L’Italie grince des dents. Une fois encore, elle se sent mise de côté dans la stratégie industrielle de Stellantis. Le constructeur automobile a annoncé un investissement massif de plus d’un milliard d’euros pour renforcer sa présence au Maroc, en particulier sur son site de Kénitra. Si cette nouvelle a été accueillie avec enthousiasme dans le royaume chérifien, elle passe en revanche très mal de l’autre côté de la Méditerranée. Ce choix, perçu comme une nouvelle provocation, alimente les tensions déjà vives entre la direction du groupe et le gouvernement italien.

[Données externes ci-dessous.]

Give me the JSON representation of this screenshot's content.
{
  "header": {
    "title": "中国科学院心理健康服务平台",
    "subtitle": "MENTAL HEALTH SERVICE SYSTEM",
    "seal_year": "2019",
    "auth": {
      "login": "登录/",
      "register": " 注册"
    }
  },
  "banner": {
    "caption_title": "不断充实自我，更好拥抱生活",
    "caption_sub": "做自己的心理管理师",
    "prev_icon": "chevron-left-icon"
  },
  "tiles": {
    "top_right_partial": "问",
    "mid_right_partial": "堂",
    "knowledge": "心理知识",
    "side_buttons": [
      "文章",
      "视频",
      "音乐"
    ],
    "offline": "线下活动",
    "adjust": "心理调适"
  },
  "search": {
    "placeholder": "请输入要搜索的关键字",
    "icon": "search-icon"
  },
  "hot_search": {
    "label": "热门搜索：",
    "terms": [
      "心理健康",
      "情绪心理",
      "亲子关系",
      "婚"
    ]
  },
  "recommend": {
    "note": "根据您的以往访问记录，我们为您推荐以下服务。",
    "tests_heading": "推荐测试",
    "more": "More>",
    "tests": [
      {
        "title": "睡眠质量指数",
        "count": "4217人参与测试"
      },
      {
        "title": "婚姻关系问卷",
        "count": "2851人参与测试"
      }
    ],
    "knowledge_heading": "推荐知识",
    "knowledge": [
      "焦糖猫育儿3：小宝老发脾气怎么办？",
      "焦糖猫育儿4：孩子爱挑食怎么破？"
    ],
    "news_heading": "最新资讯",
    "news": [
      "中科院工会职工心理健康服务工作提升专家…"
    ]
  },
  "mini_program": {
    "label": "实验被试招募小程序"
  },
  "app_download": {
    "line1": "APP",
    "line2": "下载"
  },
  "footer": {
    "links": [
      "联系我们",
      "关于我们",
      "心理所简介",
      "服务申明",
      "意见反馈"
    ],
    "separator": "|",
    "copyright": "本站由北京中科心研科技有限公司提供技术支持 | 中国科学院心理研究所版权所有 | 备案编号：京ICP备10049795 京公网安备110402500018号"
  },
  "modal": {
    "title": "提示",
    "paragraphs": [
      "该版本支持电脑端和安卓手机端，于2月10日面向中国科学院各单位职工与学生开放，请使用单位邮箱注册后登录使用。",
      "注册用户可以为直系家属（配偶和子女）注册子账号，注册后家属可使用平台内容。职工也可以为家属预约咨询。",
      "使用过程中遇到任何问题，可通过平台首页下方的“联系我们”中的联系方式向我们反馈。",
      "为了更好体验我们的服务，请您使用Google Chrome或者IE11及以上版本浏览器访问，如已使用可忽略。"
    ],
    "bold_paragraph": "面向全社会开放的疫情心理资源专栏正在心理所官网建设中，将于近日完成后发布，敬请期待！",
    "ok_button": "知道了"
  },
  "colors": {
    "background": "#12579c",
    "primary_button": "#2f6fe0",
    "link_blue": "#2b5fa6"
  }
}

Stellantis mise tout sur le Maroc

L’usine de Kénitra, inaugurée en 2019, était déjà une pièce maîtresse de la stratégie low-cost de Stellantis. Mais le groupe entend passer à la vitesse supérieure. L’objectif est de faire du Maroc un véritable hub industriel capable de produire, à terme, plus de 500 000 véhicules par an. La plateforme Smart Car, qui servira de base à des modèles comme la Fiat Grande Panda ou la future Citroën C3, sera utilisée sur place, avec des motorisations hybrides destinées à répondre aux normes européennes.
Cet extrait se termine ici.